First Author  Citron BA Year  2000
Journal  Neurochem Int Volume  37
Issue  4 Pages  337-49
PubMed ID  10825574 Mgi Jnum  J:63352
Mgi Id  MGI:1860801 Doi  10.1016/s0197-0186(00)00044-9
Citation  Citron BA, et al. (2000) Regulation of the dual function tissue transglutaminase/Galpha(h) during murine neuromuscular development: gene and enzyme isoform expression. Neurochem Int 37(4):337-49
abstractText  Coagulation Factor XIII (F. VIII), a member of the transglutaminase (TGase) superfamily, is activated by thrombin, cross-links fibrin and stabilizes clots. Another member of this family, tissue TGase (tTG), having similar enzymatic activity, is implicated in neural development and synapse stabilization. Our previous studies indicated that synapse formation and maintenance at the neuromuscular junction (NMJ) involved components of the coagulation cascade in development. Others then showed that either F. XIII or tTG were localized at NMJs in a developmentally-regulated fashion.
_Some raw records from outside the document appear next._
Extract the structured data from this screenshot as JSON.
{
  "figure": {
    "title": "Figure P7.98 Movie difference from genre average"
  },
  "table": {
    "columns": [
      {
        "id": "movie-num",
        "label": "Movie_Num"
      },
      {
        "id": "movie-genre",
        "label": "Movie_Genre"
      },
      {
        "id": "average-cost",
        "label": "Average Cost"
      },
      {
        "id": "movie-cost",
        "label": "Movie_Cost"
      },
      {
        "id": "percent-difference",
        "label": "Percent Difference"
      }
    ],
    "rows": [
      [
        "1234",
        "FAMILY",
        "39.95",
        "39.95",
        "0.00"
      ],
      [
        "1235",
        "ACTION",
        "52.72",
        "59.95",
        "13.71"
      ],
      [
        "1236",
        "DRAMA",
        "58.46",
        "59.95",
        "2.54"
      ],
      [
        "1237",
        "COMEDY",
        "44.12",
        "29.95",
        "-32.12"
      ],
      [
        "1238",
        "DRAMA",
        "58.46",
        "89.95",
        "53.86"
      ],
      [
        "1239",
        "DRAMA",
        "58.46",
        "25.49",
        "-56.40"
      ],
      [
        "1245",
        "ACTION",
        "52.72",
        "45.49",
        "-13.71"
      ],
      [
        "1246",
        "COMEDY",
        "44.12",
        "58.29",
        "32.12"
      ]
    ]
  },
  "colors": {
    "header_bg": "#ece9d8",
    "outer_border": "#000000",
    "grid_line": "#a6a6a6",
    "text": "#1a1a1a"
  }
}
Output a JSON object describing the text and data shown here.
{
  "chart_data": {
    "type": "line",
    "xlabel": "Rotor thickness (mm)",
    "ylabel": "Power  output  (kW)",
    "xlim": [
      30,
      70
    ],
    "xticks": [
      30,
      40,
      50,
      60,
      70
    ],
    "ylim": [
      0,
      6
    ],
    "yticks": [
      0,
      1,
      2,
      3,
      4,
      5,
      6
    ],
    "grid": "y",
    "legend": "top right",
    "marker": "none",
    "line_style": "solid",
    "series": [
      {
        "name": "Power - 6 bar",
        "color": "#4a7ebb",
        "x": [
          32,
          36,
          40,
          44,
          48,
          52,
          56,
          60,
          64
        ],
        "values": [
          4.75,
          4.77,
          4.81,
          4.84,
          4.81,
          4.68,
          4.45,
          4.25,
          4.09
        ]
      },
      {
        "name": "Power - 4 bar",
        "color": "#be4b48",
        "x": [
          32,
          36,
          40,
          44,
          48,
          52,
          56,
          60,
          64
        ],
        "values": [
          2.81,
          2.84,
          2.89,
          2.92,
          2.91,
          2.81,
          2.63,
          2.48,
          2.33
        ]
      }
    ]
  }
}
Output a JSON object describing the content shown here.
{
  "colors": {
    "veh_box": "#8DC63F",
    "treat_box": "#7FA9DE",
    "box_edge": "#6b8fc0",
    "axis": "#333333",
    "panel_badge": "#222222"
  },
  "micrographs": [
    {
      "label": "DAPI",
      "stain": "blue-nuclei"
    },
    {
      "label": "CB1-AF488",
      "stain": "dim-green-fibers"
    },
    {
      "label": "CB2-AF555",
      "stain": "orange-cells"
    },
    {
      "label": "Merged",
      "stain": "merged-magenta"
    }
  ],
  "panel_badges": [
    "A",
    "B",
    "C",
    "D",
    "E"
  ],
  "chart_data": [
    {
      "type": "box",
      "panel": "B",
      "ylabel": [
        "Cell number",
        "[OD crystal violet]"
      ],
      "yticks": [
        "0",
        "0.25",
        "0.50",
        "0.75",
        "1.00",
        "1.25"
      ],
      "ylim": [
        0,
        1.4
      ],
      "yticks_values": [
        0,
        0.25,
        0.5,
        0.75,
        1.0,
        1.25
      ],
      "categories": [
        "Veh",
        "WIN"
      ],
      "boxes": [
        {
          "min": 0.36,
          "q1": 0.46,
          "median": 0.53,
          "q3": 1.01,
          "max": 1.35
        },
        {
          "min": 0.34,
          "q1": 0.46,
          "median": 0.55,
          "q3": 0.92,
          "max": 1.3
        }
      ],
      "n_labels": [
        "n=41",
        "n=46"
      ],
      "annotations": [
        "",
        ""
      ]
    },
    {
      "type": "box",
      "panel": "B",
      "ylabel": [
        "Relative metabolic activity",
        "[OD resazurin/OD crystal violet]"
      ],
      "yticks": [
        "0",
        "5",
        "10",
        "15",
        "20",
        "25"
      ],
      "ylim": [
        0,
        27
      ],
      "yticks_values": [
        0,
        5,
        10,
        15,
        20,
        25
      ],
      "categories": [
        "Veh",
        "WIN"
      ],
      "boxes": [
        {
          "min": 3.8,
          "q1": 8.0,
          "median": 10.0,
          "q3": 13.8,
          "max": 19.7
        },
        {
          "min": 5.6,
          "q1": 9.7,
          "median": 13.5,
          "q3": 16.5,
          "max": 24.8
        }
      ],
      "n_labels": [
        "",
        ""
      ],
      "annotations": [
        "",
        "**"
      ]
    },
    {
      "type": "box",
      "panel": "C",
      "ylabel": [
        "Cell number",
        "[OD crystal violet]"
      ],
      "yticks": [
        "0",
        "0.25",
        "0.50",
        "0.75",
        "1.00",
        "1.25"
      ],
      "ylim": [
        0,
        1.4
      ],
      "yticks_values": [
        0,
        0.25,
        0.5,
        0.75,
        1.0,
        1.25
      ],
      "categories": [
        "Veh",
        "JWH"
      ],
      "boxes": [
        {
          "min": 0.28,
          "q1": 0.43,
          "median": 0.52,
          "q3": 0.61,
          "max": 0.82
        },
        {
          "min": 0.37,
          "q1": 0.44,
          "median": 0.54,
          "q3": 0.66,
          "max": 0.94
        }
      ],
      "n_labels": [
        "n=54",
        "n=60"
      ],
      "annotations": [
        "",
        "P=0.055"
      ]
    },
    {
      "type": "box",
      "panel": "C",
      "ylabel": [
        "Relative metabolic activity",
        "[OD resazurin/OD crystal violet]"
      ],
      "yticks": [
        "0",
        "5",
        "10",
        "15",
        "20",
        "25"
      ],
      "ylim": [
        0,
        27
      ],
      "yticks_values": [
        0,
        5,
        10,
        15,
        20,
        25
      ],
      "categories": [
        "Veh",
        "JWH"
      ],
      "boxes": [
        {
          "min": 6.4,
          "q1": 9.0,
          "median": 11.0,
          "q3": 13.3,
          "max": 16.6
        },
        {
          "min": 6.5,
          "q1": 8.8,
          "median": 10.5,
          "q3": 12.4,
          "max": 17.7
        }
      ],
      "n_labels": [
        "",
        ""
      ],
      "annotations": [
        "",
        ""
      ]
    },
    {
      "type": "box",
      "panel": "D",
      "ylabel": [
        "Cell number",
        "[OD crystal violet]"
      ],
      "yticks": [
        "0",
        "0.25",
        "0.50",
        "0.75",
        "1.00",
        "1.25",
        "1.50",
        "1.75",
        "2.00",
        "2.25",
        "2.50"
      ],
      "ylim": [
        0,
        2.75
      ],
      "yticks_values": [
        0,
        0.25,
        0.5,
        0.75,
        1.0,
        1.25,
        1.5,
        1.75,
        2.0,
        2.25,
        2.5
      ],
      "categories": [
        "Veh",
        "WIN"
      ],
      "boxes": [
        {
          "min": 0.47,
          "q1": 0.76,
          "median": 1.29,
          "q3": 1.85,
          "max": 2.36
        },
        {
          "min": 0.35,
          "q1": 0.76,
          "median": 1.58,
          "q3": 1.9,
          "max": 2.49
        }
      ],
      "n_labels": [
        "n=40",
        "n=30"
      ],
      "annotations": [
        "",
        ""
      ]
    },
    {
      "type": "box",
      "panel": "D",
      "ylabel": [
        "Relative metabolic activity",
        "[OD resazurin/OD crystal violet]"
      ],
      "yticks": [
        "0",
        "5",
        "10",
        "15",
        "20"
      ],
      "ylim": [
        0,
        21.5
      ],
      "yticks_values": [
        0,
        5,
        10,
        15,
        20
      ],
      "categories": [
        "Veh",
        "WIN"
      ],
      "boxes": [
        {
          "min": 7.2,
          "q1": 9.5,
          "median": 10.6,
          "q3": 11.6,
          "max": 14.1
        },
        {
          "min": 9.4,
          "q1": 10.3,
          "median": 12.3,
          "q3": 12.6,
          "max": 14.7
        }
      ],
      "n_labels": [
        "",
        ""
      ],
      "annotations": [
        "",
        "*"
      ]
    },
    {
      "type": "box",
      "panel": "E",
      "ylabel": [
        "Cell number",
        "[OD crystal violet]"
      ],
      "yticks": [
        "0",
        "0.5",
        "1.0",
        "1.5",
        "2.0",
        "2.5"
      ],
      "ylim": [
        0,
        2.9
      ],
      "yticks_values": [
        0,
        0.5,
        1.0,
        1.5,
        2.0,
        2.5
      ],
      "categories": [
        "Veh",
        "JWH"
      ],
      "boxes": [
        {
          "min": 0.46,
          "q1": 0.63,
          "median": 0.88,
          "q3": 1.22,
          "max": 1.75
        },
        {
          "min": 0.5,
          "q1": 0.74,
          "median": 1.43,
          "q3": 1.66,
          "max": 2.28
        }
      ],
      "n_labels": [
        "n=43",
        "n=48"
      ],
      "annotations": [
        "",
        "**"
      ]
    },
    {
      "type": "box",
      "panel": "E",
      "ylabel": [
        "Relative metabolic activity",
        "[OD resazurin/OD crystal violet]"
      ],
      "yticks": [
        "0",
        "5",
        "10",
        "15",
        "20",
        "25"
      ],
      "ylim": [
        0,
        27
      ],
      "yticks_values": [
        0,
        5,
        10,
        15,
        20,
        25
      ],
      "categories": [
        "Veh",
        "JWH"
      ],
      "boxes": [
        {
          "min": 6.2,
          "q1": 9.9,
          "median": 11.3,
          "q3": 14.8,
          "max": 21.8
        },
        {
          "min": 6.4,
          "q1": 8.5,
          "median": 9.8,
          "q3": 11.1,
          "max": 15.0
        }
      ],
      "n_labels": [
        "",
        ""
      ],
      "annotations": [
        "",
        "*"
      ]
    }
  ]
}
In the current studies, we addressed the temporal course of skeletal muscle tTG gene expression and found maximal expression at birth and continuing into the immediate postnatal period. Subcellular fractionation revealed a relatively constant particulate isoform of TGase activity which predominated in early embryonic muscle development. In contrast, cytosolic TGase specific activity became the major isoform in the postnatal period. The timing of muscle TGase activity correlated well with expression of tTG mRNA and we now present novel data of Tgm 2 gene expression for tTG in skeletal muscle. Confirming and extending the previous studies, TGase becomes localized at NMJs in the early, further ramifying in the late, neonatal period. These data suggest that the early pulse of particulate activity could coincide with the period of myoblast cell death in embryonic muscle. On the other hand, the peak cytosolic TGase activity occurs in the neonatal period, correlating temporally with muscle prothrombin expression during activity-dependent synapse elimination and possibly the source of the enzyme localized to the NMJ extracellular matrix resulting in synaptic stabilization.